Compte-rendu de la première session.

Session 1 : Les rapports au capitalisme dans les enquêtes d’opinion

Les agressions contre les conditions de travail et de vie ont grimpé en flèche depuis le début de la crise en 2008, conduisant à une critique croissante de l’ensemble du système. Toutefois, la faiblesse des forces politiques critiques reste durable – comme on peut le constater avec la relativement faible influence politique de la gauche radicale dans l’UE (moyenne européenne d’environ 5%.). Malgré la diversité des modèles politiques nationaux au sein de l’UE, on peut percevoir une contradiction à travers le continent : une combinaison de démission / acceptation et une volonté de résistance – comme l’a souligné Patrice Cohen-Séat (Président d’Espaces Marx).
Les participants ont confronté l’état ​​de la conscience populaire et son rapport avec le système capitaliste en Grèce, en Allemagne et en France. Sur la base de enquêtes d’opinion réalisées dans ces trois pays, les changements d’attitude des populations concernant les principes économiques qui dominent le système actuel ont été analysés.
Christoforos Vernadakis, professeur de sciences politiques à Athènes, a présenté une série de résultats d’enquêtes montrant le caractère massif de la méfiance de l’opinion grecque envers la classe politique : 90 % des personnes interrogées ne font pas confiance aux membres du parlement, et 60 % d’entre eux tiennent le gouvernement pour responsable de l’éclatement de la crise – alors que seulement 10 % considèrent que le capitalisme financiarisé est responsable. Autrement dit, les excès d’un certain capitalisme ne sont pas considérées comme la racine du problème. La population est par ailleurs très sceptique sur la possibilité d’une sortie de la crise. Bien que la méfiance soit particulièrement forte à l’égard des banques et du FMI (90%), il reste difficile d’identifier clairement la responsabilité du système financier et de la dette dans l’approfondissement de la crise – ce qui pourrait expliquer la difficulté à affronter l’austérité pour ces catégories de l’opinion structurées par la démission et l’adaptation au système.

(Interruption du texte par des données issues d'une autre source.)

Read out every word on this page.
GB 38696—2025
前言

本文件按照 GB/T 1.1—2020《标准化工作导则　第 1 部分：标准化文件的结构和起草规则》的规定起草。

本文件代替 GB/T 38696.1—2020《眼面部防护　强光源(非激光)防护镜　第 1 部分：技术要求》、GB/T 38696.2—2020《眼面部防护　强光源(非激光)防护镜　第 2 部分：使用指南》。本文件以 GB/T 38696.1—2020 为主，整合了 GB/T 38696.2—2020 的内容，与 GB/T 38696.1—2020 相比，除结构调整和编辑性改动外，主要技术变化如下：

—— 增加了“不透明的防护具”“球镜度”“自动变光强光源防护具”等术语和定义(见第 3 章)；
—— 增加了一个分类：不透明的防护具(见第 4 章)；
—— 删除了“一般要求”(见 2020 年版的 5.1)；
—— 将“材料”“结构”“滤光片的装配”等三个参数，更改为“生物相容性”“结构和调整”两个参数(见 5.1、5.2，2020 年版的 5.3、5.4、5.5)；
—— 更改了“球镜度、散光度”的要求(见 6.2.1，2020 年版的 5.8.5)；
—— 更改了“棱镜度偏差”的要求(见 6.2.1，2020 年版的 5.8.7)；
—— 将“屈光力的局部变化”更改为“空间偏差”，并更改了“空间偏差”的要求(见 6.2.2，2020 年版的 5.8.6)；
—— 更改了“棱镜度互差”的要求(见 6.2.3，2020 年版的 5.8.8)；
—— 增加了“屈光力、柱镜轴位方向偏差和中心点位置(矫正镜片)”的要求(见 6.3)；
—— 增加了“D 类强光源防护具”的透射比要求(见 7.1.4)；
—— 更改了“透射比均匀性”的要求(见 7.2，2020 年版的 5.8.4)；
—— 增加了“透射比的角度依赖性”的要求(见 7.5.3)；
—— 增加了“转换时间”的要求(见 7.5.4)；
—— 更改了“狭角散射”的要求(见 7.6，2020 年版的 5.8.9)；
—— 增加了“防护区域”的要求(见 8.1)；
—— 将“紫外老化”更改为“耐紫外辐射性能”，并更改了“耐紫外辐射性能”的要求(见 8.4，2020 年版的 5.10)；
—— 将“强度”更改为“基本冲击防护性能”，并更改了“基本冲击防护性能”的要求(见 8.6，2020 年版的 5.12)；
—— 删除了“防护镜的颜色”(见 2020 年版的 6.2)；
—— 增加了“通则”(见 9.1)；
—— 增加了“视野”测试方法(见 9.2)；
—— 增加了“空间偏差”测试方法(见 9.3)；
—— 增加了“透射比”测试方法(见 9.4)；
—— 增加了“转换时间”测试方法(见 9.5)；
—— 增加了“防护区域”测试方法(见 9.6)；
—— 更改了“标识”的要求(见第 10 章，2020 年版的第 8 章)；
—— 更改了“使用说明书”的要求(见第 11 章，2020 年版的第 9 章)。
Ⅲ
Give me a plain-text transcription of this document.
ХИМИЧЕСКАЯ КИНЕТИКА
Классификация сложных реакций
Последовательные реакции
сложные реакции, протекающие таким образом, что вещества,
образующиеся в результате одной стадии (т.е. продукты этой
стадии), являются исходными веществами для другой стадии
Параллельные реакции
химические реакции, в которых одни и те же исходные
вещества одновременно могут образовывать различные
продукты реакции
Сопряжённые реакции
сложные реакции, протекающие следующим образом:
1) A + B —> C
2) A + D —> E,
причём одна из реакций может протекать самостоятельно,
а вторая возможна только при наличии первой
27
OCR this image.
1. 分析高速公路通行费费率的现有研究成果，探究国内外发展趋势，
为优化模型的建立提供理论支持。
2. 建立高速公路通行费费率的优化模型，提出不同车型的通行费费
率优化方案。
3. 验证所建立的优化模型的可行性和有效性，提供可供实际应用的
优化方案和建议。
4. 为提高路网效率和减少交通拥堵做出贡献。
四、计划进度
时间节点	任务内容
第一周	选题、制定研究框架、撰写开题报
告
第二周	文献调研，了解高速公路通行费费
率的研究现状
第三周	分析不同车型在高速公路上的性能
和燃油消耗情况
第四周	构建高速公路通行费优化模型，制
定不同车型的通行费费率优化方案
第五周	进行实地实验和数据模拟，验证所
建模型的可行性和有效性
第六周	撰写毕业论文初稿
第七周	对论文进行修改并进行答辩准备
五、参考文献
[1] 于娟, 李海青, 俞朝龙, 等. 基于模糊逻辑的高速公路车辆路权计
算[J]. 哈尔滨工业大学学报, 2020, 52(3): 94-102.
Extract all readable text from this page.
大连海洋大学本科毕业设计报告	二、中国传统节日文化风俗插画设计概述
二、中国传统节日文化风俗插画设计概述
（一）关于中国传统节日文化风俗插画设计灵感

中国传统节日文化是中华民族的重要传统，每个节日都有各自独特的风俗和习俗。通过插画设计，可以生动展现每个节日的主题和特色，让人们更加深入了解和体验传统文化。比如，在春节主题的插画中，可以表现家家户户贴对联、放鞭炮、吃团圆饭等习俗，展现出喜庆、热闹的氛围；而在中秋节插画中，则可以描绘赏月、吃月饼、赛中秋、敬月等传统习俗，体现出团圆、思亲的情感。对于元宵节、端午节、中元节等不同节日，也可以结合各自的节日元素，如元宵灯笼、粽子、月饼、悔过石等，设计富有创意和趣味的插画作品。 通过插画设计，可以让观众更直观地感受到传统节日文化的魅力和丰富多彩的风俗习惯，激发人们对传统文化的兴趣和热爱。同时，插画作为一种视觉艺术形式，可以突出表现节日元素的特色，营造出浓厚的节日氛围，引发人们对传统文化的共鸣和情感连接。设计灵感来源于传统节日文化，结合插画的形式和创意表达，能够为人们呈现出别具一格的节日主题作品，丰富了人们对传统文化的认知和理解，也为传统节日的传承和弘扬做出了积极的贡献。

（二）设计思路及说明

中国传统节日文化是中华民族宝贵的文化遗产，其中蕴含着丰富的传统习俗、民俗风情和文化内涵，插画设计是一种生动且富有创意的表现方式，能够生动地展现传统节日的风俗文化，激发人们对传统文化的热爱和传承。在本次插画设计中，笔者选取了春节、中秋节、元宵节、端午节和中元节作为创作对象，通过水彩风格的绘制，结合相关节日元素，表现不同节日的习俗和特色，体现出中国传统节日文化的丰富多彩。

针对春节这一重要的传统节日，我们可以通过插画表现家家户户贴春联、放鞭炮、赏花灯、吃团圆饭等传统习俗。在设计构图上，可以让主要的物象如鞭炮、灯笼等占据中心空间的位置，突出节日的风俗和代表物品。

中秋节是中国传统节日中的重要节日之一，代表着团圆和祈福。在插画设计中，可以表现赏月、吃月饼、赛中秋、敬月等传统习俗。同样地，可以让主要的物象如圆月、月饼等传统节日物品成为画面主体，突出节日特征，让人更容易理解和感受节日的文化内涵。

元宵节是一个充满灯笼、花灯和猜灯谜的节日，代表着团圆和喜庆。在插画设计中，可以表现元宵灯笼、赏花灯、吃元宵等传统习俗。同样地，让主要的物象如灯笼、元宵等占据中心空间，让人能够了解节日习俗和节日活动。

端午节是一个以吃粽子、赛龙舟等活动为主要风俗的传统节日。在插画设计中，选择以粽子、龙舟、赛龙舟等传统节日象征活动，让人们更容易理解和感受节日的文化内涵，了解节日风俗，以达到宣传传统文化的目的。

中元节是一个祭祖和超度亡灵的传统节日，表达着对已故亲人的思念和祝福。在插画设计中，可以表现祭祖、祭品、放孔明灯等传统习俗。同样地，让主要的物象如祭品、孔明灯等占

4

Selon Richard Detje, membre de l’association scientifique allemande pour l’analyse du capitalisme WISSENTransfer, l’Allemagne est considérée comme un « paradis menacé ». Les enquêtes d’opinion montrent que, si la croyance « nous ne faisons pas mal » est largement répandue, la conscience de la fragilité de la situation relativement bonne du pays est liée à une peur des difficultés rencontrées par le reste de l’Europe : la menace vient de l’extérieur. En dépit des inégalités sociales internes croissantes, l’opinion a tendance à croire que si le capitalisme ne fonctionne pas partout, il fonctionne bien pour l’Allemagne. Le discours dominant ne cesse de répéter que si la crise de 2009 est dépassée, la situation reste fragile : la peur de la crise est utilisée comme une menace permanente sur les salaires. Ces derniers ont été la variable d’ajustement primaire depuis la mise en œuvre de l’Agenda 2010. En conclusion, Richard Detje a affirmé que la gauche doit trouver une alternative à la dépendance salariale – depuis la montée du chômage, la peur permanente de la crise peut paralyser les protestations pour la justice sociale.
Pour François Miquet -Marty, directeur de l’institut de sondage Viavoice, l’opinion française est l’une des plus critiques à l’égard du capitalisme en Europe : 70 % des personnes interrogées ont en effet une image négative du capitalisme. Si elle est souvent associée à l’idée d’une certaine liberté (l’entrepreneuriat, la création), près de la moitié de la population le considère comme une simple accumulation de richesse ou l’exploitation de l’homme par l’homme. Mais les forces politiques qui poussent à un changement social et économique tel que la gauche radicale n’ont pas su profiter de cette critique très développée du système. Pour la majorité de l’opinion, un projet alternatif au capitalisme reste une idée vague et plutôt effrayante : les coûts d’une sortie du système capitaliste sont perçus comme potentiellement très élevés. La souffrance sociale collective est attribuée à des individus – le patron avide, le spéculateur éhonté, etc -, qui tend à exonérer le capitalisme de toute responsabilité pour la crise. On ne semble pas savoir quoi blâmer et on jette l’opprobre sur « les petites gens qui sont proches de nous »- les chômeurs, les migrants, etc – dont le comportement est perçu comme égoïste et contraire à l’intérêt commun.